Who will hold out her or his phone camera to document the revenge between civilians triggered by such examples, raging now in Libya?
It is sufficient to have read the recent report of Amnesty International “LIBYA: THE BATTLE FOR LIBYA: KILLINGS, DISAPPEARANCES AND TORTURE” published on September 13. 2011, to know that the perpetration of violence was/is not only a monopoly of the Gaddafi regime in Libya, but has entered the veins and bloodstream of this society.

"Muammar Gaddafi's 'trophy' body on show in Misrata meat store Libyans queue to see dictator's body as wounds appear to confirm he was killed in cold blood" (The Guardian October 22, 2011)
These are the days of the ‘little axes’, in so many hands, falling down on so many heads… How dare heads of state – like Sarkozy – speak through broadcasts to the Libyan people, “Its time now for reconciliation” , whereas those that need to be reconciled have been left behind with a collapsed state and hardly any governmental or citizen’s networks to undertake such a huge task of building a civil society and reconcile?
Many millions have been wasted on advanced technological military exercises. Nobody wanted to invest in diplomatic and civil campaigns to bring about regime change.

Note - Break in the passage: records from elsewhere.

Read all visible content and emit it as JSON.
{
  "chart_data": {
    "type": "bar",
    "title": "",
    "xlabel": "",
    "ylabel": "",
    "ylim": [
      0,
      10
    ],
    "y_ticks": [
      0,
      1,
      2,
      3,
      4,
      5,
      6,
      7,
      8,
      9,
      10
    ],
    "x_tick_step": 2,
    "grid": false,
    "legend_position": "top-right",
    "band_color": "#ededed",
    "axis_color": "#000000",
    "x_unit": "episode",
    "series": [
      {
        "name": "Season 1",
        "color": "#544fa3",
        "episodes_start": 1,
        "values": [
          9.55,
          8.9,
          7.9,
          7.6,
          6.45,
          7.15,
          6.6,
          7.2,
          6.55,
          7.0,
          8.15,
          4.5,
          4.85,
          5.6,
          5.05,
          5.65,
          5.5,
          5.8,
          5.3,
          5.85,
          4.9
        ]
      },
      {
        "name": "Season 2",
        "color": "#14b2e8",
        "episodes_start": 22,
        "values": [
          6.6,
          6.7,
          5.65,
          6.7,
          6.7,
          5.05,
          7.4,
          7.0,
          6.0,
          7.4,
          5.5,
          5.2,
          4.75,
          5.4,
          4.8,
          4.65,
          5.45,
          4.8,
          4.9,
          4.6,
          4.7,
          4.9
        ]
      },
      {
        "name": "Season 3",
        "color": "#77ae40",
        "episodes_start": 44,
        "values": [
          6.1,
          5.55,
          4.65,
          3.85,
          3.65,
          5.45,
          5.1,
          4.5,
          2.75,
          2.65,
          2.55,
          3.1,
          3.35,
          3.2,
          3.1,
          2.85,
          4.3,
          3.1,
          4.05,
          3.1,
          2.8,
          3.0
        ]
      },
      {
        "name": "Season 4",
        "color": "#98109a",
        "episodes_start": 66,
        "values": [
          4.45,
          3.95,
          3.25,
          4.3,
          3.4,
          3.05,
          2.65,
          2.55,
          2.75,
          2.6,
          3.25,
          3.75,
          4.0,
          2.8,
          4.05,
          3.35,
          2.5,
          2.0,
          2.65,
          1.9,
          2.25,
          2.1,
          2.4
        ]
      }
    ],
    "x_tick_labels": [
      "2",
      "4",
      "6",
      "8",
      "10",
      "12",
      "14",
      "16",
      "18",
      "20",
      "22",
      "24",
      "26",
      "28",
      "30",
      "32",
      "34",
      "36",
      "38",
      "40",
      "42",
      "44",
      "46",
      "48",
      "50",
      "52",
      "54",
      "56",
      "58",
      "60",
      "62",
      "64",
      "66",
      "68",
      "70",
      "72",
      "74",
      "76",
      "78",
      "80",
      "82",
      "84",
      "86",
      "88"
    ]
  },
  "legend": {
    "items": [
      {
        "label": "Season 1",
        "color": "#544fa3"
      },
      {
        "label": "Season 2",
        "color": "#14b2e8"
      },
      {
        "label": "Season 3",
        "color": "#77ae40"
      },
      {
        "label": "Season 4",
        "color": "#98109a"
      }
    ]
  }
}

The nazi regime lasted a mere twelve years and ‘de-nazification’ several decades. We Europeans have not been able to stop the wild enforced regime change by an outsider high technology military force. NATO has been send in, paid by our tax money. What has been sold to us by Aljazeera and the like as a ‘people’s revolution’ may in the end well have mutated into a ‘coup d’état’ where the top have been toppled, but the echelons just below it remain in control.
Who then will be responsible for the ‘de-gaddafization’ of Libya?
This is certainly not a task for generals and their milieu of the military industrial-complex, it is not something NATO is good at and still we Europeans lay the solving of humanitarian crisis in the hands of the military allowing the derivation from ‘problem solving’ into ‘problem making’. It is sad that in times where ‘development aid’ and ‘humanitarian aid’ is discredited by many politicians, and scratched off the budget in many EEC countries, that military investments in missions like the one in Libya are well supported by the same representatives, we all have voted into our parliaments. There are even – recently – several examples of military missions paid for by budgets earmarked for development aid.
Don’t we need new institutions, or at least a radical reformatting of the tasks of big organisations like NATO to try out other methods of human protection and appeasement?